The proposed method and apparatus enable the extraction of hydrogen sul- fide from water in the form of aluminum sulfate evolving in the flock 15. Along with hydrogen sulfide, many other impurities can be extracted from produced water into the flock 15, making the purified water returnable to nature or reusable in the process of oil or gas production. Described above is just one cell, along with an extraction tower therefor. A desired number of such cells, along with extraction towers therefor, can be set in a parallel relationship, whereby a valve 13 can be used for closing or opening the number of side-by-side purification units consistent with the amount of produced water. The positive electrodes in the cells of side-by- side purification units can be connected in parallel from a single power source 11.
The annular aluminum and iron electrodes 2, 3, 4 may have an inner diameter varying typically within the range of 50-100 mm, a length which can be about 250 mm, and a wall thickness of about 10 mm. The extraction tower 7 has a length of even several tenfold with respect to its inner diameter.
Hence, the evolving flock 15 and the purified water have enough time to separate from each other.

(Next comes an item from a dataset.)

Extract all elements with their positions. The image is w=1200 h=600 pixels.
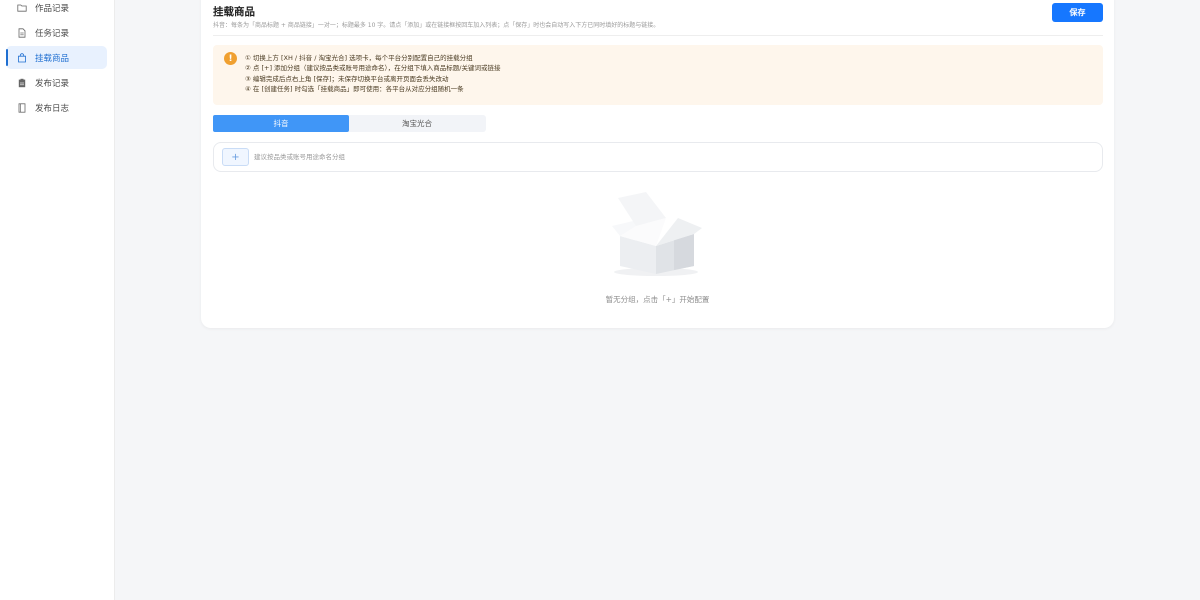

The current and voltage values for cell elements, capable of providing desired reactions, depend on multiple aspects such as the conductance of a solution, its flow rate across the cell, and the electronegativity difference between solution components and anode. The conductance of a solution can be regulated with additives and the flow rate can be adjusted as desired. Because of its participation in the reaction, the solution has its conductance changing during the reaction. These reasons necessitate that optimal current and voltage values be found experimentally for each application. Typically, the operation proceeds within a current range of 10-100 A and a voltage range of 100-10 V. In one application, the voltage can be 10 V and the current 40-50 A. In another application, the voltage can be 50 V and the current 20-30 A. In addition, each cell element is different in terms of its voltage and current in order to enable each cell element to have an optimal input in its own reaction. Consequently, this requires plenty of trial runs with various current and voltage values before finding proper current and voltage values for each application. This notwithstanding, a skilled artisan will be able to employ the invention, because the practice of trial runs and tabulation of values and measuring results is routine work. The extraction tower 7 is preferably made transparent at least over a piece of its length in order to enable conducting a rough adjustment of current and voltage values by monitoring the formation of flock. An objective is the formation of sharply defined flock, with clear liquid remaining therebelow.